In Chelan myths, Coyote belongs to the animal people but he is at the same time "a power just like the Creator, the head of all the creatures" . Yet his being 'just like the Creator' does not really mean being 'the Creator': it is not seldom that Coyote-Just-Like-Creator is subject to the Creator, Great Chief Above, who can punish him, send him away, take powers away from him, etc. In the Pacific Northwest tradition, Coyote is mostly mentioned as a messenger, or minor power, "Coyote was sent to the camp of the chief of the Cold Wind tribe to deliver a challenge; Coyote traveled around to tell all the people in both tribes about the contest." As such, Coyote "was cruelly treated, and his work was never done."
As the culture hero, Coyote appears in various mythic traditions. His major heroic attributes are transformation, traveling, high deeds, power.
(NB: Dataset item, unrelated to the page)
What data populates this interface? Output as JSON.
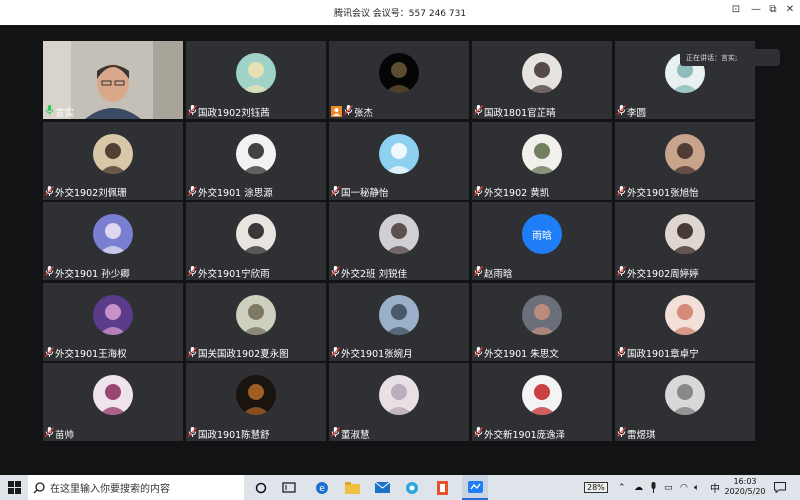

He is engaged in changing the ways of rivers, standing of mountains, creating new landscapes and getting sacred things for people. Of mention is the tradition of Coyote fighting against monsters. According to Wasco tradition, Coyote was the hero to fight and kill Thunderbird, the killer of people, but he could do that not because of his personal power, but due to the help of the Spirit Chief; Coyote was trying his best, he was fighting hard, and he had to have fasted ten days before the fight, so advised by Spirit Chief . In many Wasco myths, Coyote rivals the Raven (Crow) about the same ordeal: in some stories, Multnomah Falls came to be by Coyote's efforts; in others, it is done by Raven.
More often than not Coyote is a trickster, but he is always different. In some stories, he is a noble trickster, "Coyote takes water from the Frog people... because it is not right that one people have all the water." In others, he is mean, "Coyote determined to bring harm to Duck. He took Duck's wife and children, whom he treated badly."